Analytical platform for non-invasive diagnosis of LIVEr disease

The ALIVE project addressed the urgent need for more efficient, selective, and scalable methods for the separation and analysis of extracellular vesicles (EVs)-nanoscale carriers of biomolecules involved in cell-to-cell communication and promising biomarkers for disease diagnostics. Traditional techniques struggle to separate EVs from similar particles such as lipoproteins, particularly in clinical samples like blood plasma. ALIVE proposed an innovative electrophoretic strategy-depletion-zone isotachophoresis (dzITP), to fractionate EV subpopulations based on their electrophoretic mobility. Set against the backdrop of a growing demand for liquid biopsy tools, precision diagnostics, and affordable healthcare, the project aimed to develop a miniaturized, reusable chip platform capable of performing high-resolution EV separation.
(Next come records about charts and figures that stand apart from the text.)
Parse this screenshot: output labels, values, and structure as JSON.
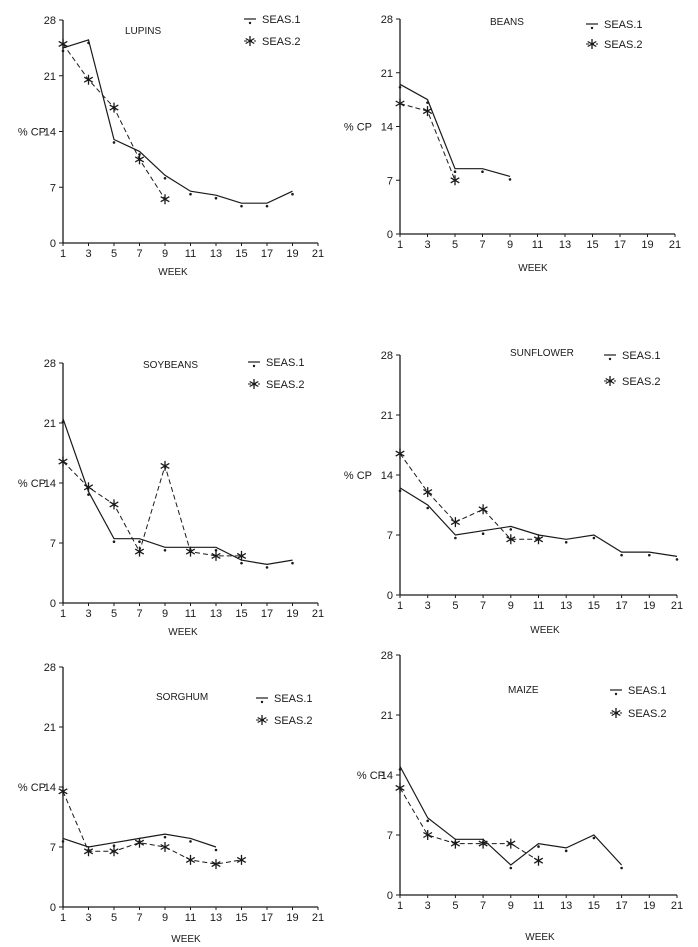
{
  "chart_data": [
    {
      "type": "line",
      "title": "LUPINS",
      "xlabel": "WEEK",
      "ylabel": "% CP",
      "ylim": [
        0,
        28
      ],
      "xlim": [
        1,
        21
      ],
      "yticks": [
        "0",
        "7",
        "14",
        "21",
        "28"
      ],
      "xticks": [
        "1",
        "3",
        "5",
        "7",
        "9",
        "11",
        "13",
        "15",
        "17",
        "19",
        "21"
      ],
      "legend": [
        "SEAS.1",
        "SEAS.2"
      ],
      "series": [
        {
          "name": "SEAS.1",
          "x": [
            1,
            3,
            5,
            7,
            9,
            11,
            13,
            15,
            17,
            19
          ],
          "y": [
            24.5,
            25.5,
            13,
            11.5,
            8.5,
            6.5,
            6,
            5,
            5,
            6.5
          ]
        },
        {
          "name": "SEAS.2",
          "x": [
            1,
            3,
            5,
            7,
            9
          ],
          "y": [
            25,
            20.5,
            17,
            10.5,
            5.5
          ]
        }
      ]
    },
    {
      "type": "line",
      "title": "BEANS",
      "xlabel": "WEEK",
      "ylabel": "% CP",
      "ylim": [
        0,
        28
      ],
      "xlim": [
        1,
        21
      ],
      "yticks": [
        "0",
        "7",
        "14",
        "21",
        "28"
      ],
      "xticks": [
        "1",
        "3",
        "5",
        "7",
        "9",
        "11",
        "13",
        "15",
        "17",
        "19",
        "21"
      ],
      "legend": [
        "SEAS.1",
        "SEAS.2"
      ],
      "series": [
        {
          "name": "SEAS.1",
          "x": [
            1,
            3,
            5,
            7,
            9
          ],
          "y": [
            19.5,
            17.5,
            8.5,
            8.5,
            7.5
          ]
        },
        {
          "name": "SEAS.2",
          "x": [
            1,
            3,
            5
          ],
          "y": [
            17,
            16,
            7
          ]
        }
      ]
    },
    {
      "type": "line",
      "title": "SOYBEANS",
      "xlabel": "WEEK",
      "ylabel": "% CP",
      "ylim": [
        0,
        28
      ],
      "xlim": [
        1,
        21
      ],
      "yticks": [
        "0",
        "7",
        "14",
        "21",
        "28"
      ],
      "xticks": [
        "1",
        "3",
        "5",
        "7",
        "9",
        "11",
        "13",
        "15",
        "17",
        "19",
        "21"
      ],
      "legend": [
        "SEAS.1",
        "SEAS.2"
      ],
      "series": [
        {
          "name": "SEAS.1",
          "x": [
            1,
            3,
            5,
            7,
            9,
            11,
            13,
            15,
            17,
            19
          ],
          "y": [
            21.5,
            13,
            7.5,
            7.5,
            6.5,
            6.5,
            6.5,
            5,
            4.5,
            5
          ]
        },
        {
          "name": "SEAS.2",
          "x": [
            1,
            3,
            5,
            7,
            9,
            11,
            13,
            15
          ],
          "y": [
            16.5,
            13.5,
            11.5,
            6,
            16,
            6,
            5.5,
            5.5
          ]
        }
      ]
    },
    {
      "type": "line",
      "title": "SUNFLOWER",
      "xlabel": "WEEK",
      "ylabel": "% CP",
      "ylim": [
        0,
        28
      ],
      "xlim": [
        1,
        21
      ],
      "yticks": [
        "0",
        "7",
        "14",
        "21",
        "28"
      ],
      "xticks": [
        "1",
        "3",
        "5",
        "7",
        "9",
        "11",
        "13",
        "15",
        "17",
        "19",
        "21"
      ],
      "legend": [
        "SEAS.1",
        "SEAS.2"
      ],
      "series": [
        {
          "name": "SEAS.1",
          "x": [
            1,
            3,
            5,
            7,
            9,
            11,
            13,
            15,
            17,
            19,
            21
          ],
          "y": [
            12.5,
            10.5,
            7,
            7.5,
            8,
            7,
            6.5,
            7,
            5,
            5,
            4.5
          ]
        },
        {
          "name": "SEAS.2",
          "x": [
            1,
            3,
            5,
            7,
            9,
            11
          ],
          "y": [
            16.5,
            12,
            8.5,
            10,
            6.5,
            6.5
          ]
        }
      ]
    },
    {
      "type": "line",
      "title": "SORGHUM",
      "xlabel": "WEEK",
      "ylabel": "% CP",
      "ylim": [
        0,
        28
      ],
      "xlim": [
        1,
        21
      ],
      "yticks": [
        "0",
        "7",
        "14",
        "21",
        "28"
      ],
      "xticks": [
        "1",
        "3",
        "5",
        "7",
        "9",
        "11",
        "13",
        "15",
        "17",
        "19",
        "21"
      ],
      "legend": [
        "SEAS.1",
        "SEAS.2"
      ],
      "series": [
        {
          "name": "SEAS.1",
          "x": [
            1,
            3,
            5,
            7,
            9,
            11,
            13
          ],
          "y": [
            8,
            7,
            7.5,
            8,
            8.5,
            8,
            7
          ]
        },
        {
          "name": "SEAS.2",
          "x": [
            1,
            3,
            5,
            7,
            9,
            11,
            13,
            15
          ],
          "y": [
            13.5,
            6.5,
            6.5,
            7.5,
            7,
            5.5,
            5,
            5.5
          ]
        }
      ]
    },
    {
      "type": "line",
      "title": "MAIZE",
      "xlabel": "WEEK",
      "ylabel": "% CP",
      "ylim": [
        0,
        28
      ],
      "xlim": [
        1,
        21
      ],
      "yticks": [
        "0",
        "7",
        "14",
        "21",
        "28"
      ],
      "xticks": [
        "1",
        "3",
        "5",
        "7",
        "9",
        "11",
        "13",
        "15",
        "17",
        "19",
        "21"
      ],
      "legend": [
        "SEAS.1",
        "SEAS.2"
      ],
      "series": [
        {
          "name": "SEAS.1",
          "x": [
            1,
            3,
            5,
            7,
            9,
            11,
            13,
            15,
            17
          ],
          "y": [
            15,
            9,
            6.5,
            6.5,
            3.5,
            6,
            5.5,
            7,
            3.5
          ]
        },
        {
          "name": "SEAS.2",
          "x": [
            1,
            3,
            5,
            7,
            9,
            11
          ],
          "y": [
            12.5,
            7,
            6,
            6,
            6,
            4
          ]
        }
      ]
    }
  ]
}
It combined electrokinetic technologies with mass spectrometry to enable lipidomic fingerprinting of EVs, offering new possibilities for disease biomarker discovery, particularly in liver-related disorders such as NAFLD. Through a series of proof-of-concept experiments, ALIVE demonstrated the capability of dzITP to separate EVs from lilpoproteins, protein and dye residues, as well as among EV subtypes. The integration of precise fraction retrieval methods, including electroosmotic flow control and segmented flow, opened avenues for downstream lipidomic profiling. The long-term goal is to translate this technology into a robust, scalable, and cost-effective diagnostic platform with direct applications in precision medicine and clinical research.

This project contributed to the next generation of innovative methods for the separation and enrichment of extracellular vesicles. An improved method for electrokinetic separation was developed and published and patented. An improved microfluidic chips format was produced and tested.

ALIVE introduced further investigated dzITP as a novel method for electrophoretic fractionation of EVs. Unlike traditional approaches, this method exploits ion-depleted zones to selectively focus analytes, achieving superior resolution of EV subtypes from co-isolated contaminants. The project demonstrated for the first time the compatibility of this approach with downstream lipidomic profiling using MS.